Compared to previous versions, Version 05B IMERG introduces additional coverage at the high latitudes for the complete precipitation fields in all Runs -- Early, Late, and Final. IMERG continues to use a merged geosynchronous infrared brightness temperature analysis to both support computing the motion vectors in morphing and provide IR-based precipitation estimates. The requisite analysis (provided by NOAA/NWS/Climate Prediction Center) covers the latitude band 60°N-S, so a "full" IMERG analysis is possible there. At higher latitudes (in both hemispheres) both morphing and IR-based estimates are not included, so the coverage in the complete precipitation fields is "partial" -- limited to times when overpasses occur for microwave sensors and with no snow/ice on the surface. Some of the other data fields, specifically the merged microwave estimates and the precipitation phase, were already provided for the entire globe.
Q1: How closely should the monthly satellite-gauge combined precipitation datasets follow the gauge analysis?
A1: The combined precipitation research team at Goddard has major responsibility for the Global Precipitation Climatology Project monthly Satellite-Gauge combined product, the Tropical Rainfall Measuring Mission (TRMM) Multi-satellite Precipitation Analysis (TMPA) 3B43 monthly product, and the Integrated Multi-satellitE Retrievals for Global Precipitation Measurement (GPM) mission (IMERG) Final Run monthly product. In each case the multi-satellite data are averaged to the monthly scale and combined with the Global Precipitation Climatology Centre's (GPCC) monthly surface precipitation gauge analysis (see https://www.dwd.de/EN/ourservices/gpcc/gpcc.html). In each case the multi-satellite data are adjusted to the large-area mean of the gauge analysis, where available (mostly over land), and then combined with the gauge analysis using a simple inverse estimated-random-error variance weighting. In all three data sets the gauge analysis has an important or dominant role in determining the final combined value for grid boxes in areas with "good" gauge coverage. Regions with poor gauge coverage, such as central Africa have a higher weight on the satellite input. The oceans are mostly devoid of gauges and therefore mostly lack such gauge input.
Q2: How closely related are the short-interval multi-satellite precipitation datasets to the monthly satellite-gauge combined precipitation datasets?
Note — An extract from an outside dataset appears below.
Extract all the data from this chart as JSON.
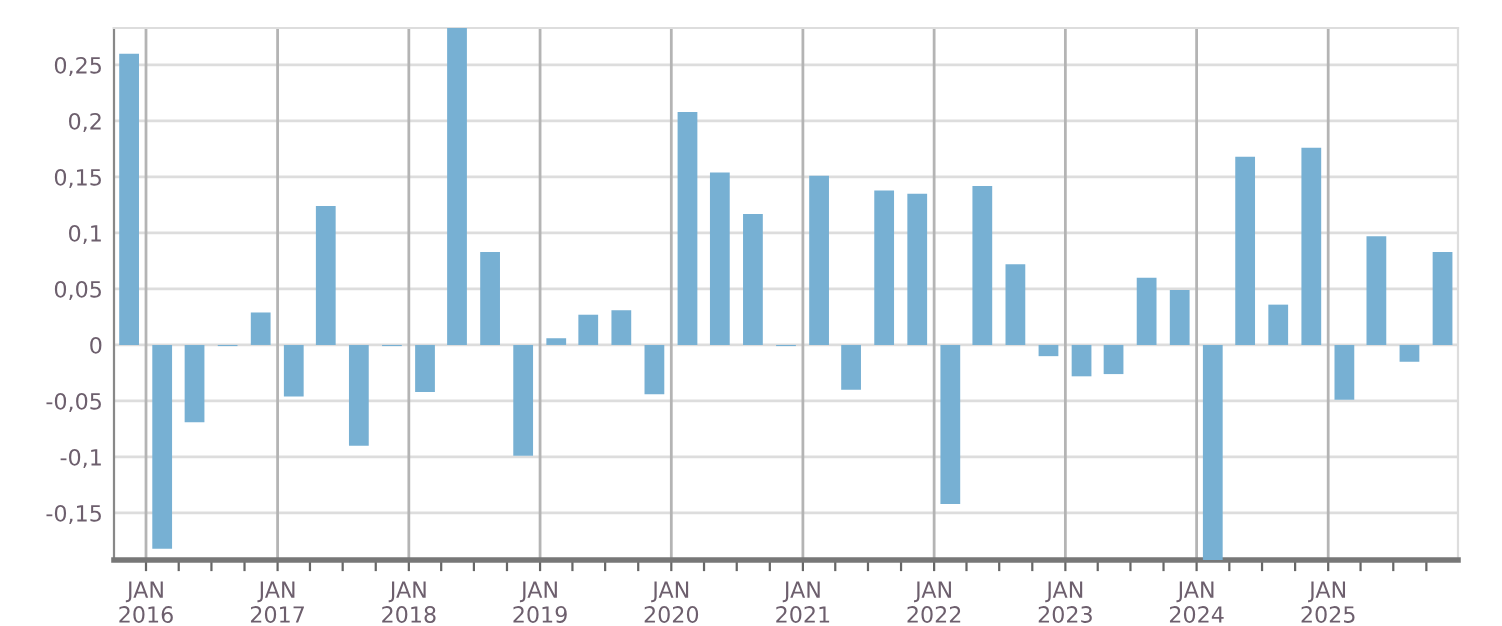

A2: The short-interval GPCP is the One-Degree Daily (1DD), the short-interval TMPA is 3B42 (which is 3-hourly), and the short-interval IMERG is the half-hourly. In each case the short-interval data are adjusted with a simple, spatially varying ratio to force the multi-satellite estimates to approximately average up to the corresponding monthly product, although with controls on the ratios to prevent unphysical results. Thus, monthly-average values for the short-interval data should be close to the mean values for the monthly datasets, which the developers consider more reliable than the short-interval datasets. In fact, compared to datasets that lack the adjustment to the monthly satellite-gauge estimates, the 1DD, 3B42, and IMERG Final half-hourly datasets tend to score better at timescales longer than a few days. This is presumably because the random error begins to cancel out as more samples are averaged together, while the bias error remains.
Bolvin, D.T., R.F. Adler, G.J. Huffman, E.J. Nelkin, J.P. Poutiainen, 2009: Comparison of GPCP Monthly and Daily Precipitation Estimates with High-Latitude Gauge Observations. J. Appl. Meteor. Climatol., 48(9), 1843–1857.